私達は無事シブーチの町に戻り、デイジーのお世話になりながら害獣駆除やら人助けやら幾つかのクエストをクリアしてお金を貯めていった…。
「そろそろお金も貯まったし村に帰ろうかな…家族も心配だしね…」
そうアイシャが言った。
「そうだね。何時までもデイジーに甘えてばかりもいられないし、アイシャを送りがてら私も旅に戻ろうかな」
「えっ! もう行っちゃうの? 何時までいても良いんだよ?」
「うん。ありがとう! でもまだ旅の途中だし、また来るよ」
「そっか、寂しくなるなぁ。何時でも来て良いからね。ありさもアイシャも気をつけてね」
「うん。明日準備して明後日に出発するよ。だから明日はパァっと飲もう」
次の日、私とアイシャはギルドに行きギルド長のアントンさんに旅立ちの挨拶をした。
「あぁ、さっきデイジーに聞いた。ここの冒険者達も感謝していたぞ。リラやソニアもお礼がしたいって言ってたし今日はここでみんなで飲むか!」
「ありがとうございます。私もお世話になった皆さんの為にお料理準備して来ますね。それじゃ、また夜に…」
私達はメイン通りで買い物をして、持っている材料を使って調理する。カウリットのお肉も手に入れていたので、カウリットの串焼きとカウリットの角煮を作ろう! 串焼きは塩コショウとハーブを刷り込み串に刺して、角煮はまず、表面を焼いて缶ビールと日本酒を使って煮込んでいくよ。ショウガと長ネギの緑色の部分を醤油と黒砂糖と一緒に圧力鍋に入れて…もちろんクスリを作った鍋じゃなくてコピーした普通の圧力鍋で、だよ。煮えたら余分な脂と灰汁を取り除いて、蓋をしないでグツグツと!

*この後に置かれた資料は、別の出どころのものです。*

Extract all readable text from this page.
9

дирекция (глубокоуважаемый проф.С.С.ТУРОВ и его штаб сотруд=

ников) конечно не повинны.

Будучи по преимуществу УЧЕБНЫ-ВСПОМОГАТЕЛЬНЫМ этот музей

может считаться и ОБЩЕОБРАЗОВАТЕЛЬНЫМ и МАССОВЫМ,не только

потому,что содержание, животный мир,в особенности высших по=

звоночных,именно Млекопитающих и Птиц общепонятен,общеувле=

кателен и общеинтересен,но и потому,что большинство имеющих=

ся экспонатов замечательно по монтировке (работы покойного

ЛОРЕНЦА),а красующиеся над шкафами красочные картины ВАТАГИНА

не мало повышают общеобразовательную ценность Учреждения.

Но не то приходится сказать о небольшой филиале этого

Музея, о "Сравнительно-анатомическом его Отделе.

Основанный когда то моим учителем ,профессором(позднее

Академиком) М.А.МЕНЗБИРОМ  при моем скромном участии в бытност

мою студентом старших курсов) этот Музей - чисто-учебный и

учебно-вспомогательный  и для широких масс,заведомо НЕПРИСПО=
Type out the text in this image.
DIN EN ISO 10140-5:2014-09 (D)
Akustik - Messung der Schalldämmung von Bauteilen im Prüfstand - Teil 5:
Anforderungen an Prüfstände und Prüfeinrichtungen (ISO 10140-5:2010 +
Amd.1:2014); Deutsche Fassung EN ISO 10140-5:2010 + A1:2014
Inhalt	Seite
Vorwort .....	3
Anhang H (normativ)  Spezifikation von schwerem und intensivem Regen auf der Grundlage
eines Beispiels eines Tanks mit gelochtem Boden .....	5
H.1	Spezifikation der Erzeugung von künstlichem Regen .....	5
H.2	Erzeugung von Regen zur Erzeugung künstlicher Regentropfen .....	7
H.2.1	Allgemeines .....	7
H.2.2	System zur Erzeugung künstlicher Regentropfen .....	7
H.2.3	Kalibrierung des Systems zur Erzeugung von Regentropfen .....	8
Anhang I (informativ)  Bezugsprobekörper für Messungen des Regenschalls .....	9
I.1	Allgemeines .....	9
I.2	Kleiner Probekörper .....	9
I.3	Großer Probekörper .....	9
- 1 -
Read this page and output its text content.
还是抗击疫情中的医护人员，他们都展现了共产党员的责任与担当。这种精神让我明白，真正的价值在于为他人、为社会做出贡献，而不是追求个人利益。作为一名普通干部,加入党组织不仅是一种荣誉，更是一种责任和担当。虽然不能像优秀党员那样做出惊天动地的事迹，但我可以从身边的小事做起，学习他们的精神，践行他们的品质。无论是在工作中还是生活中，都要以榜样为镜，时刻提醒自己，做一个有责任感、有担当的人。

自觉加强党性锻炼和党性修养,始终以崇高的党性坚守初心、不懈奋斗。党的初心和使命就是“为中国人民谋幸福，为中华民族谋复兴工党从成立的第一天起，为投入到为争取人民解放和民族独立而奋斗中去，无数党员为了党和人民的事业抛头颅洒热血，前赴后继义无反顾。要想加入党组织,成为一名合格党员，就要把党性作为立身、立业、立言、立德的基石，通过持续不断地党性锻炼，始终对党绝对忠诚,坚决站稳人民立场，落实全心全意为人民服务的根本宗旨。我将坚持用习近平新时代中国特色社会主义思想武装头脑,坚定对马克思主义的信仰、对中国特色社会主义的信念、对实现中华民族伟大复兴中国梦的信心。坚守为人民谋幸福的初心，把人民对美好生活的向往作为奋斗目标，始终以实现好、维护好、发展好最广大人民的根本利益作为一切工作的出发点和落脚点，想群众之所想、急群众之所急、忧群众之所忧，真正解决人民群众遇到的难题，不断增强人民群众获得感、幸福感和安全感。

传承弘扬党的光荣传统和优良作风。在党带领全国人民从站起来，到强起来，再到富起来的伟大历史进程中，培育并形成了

調理を終えてギルドに運びパーティーの始まりだっ! リラさんや冒険者達もみんなで持ち寄ったから机の上には料理がいっぱい並んでいて…思いのほか盛大な飲み会になったなぁ~。
冒険者達やリラさん親子、ギルド長にデイジー。ここは居心地が良かったなぁ~楽しかったし。明日はアイシャの住む村に出発だ!